Pisac, the town, is small and pleasant enough, once reached. The plaza de armas here is given over to selling crap (crafts?) to tourists and my main goal was hydration, partaken with a tasty homemade chicha morada and complemented by an empanada. Today, locally in Cusco, we went to Q’enqo and Sacsahuaman, two of the nearest ruins to the city itself. Again, the lacking narration and signs lead one to be a bit of a beggar for information on the sites but the quality of stone work, particularly at Sacsahuaman, is again impressive. The ruin is located at the ‘head’ of the puma that the Incan city of Qosqo (navel of the world) and served as a ceremonial centre as well as a fortress. This latter use is evident in the massive walls fortifying the site, including rocks far taller than myself and a number of tons heavier yet, all placed with the same exact precision as is customary of the Incas.
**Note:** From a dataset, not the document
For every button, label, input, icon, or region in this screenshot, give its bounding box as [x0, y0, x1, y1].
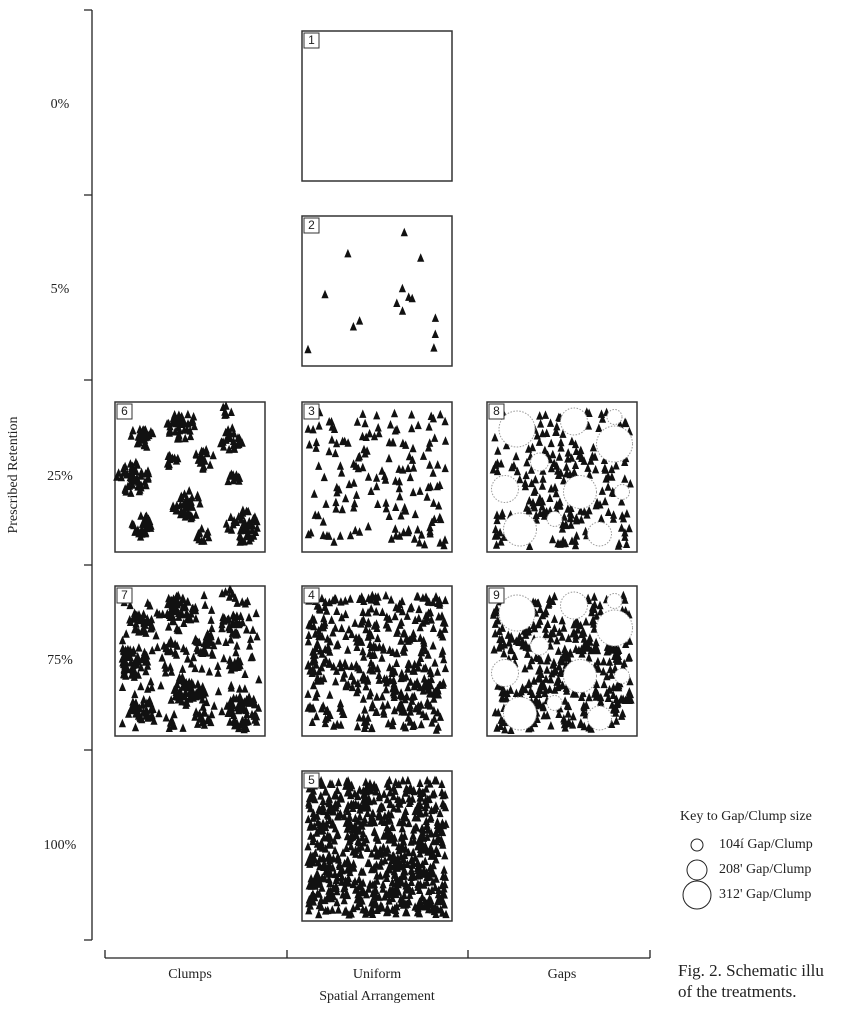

The last stop on the tourist trail was a bit more fun and markedly less dusty – the Cochahuasi Animal Sanctuary. Set outside of town, the sanctuary serves as a place to rehabilitate and tend animals that have suffered some malady, injury, or abandonment. They have the usual repertoire of alpaca, llama, and vicuna, as well as the elusive fourth camelid, the aggressive vicuña, a light and non-threatening seeming animal with a hard stare. In additiona there were Peruvian hairless dogs, a monkey, some playful coatis, and a bevy of hawks and macaws. The stars of the show, no offense to the overly friendly deer, were the pumas and the Andean condors.
The pumas, same as those in the US and Canada, recently had a cub that could be seen, spots and all, in the nursery for the animals. Sadly we missed their feeding time though were told that a lame donkey had been donated to the sanctuary in the past as a gift for the pumas. Luckily for the donkey, the sanctuary is a no-kill zone and the animal was rehabbed instead. The condors, the largest flying birds in the world, are impressive. Large with bare feet and heads exposing talons and gnarled, leathery hides, they have a wingspan over 3 metres and it is easy to see how these massive scavengers were able to embed themselves in Incan lore. A definite highlight of the trip and welcome change of pace. D-day arrives tomorrow and the trip transforms into a solo journey to Paraguay and Buenos Aires. As ever, more to come.





The Andean condors are particularly impressive. What a sight they’d be soaring overhead! I guess we are not so different from the ancient Inca if we can equally admire such creatures.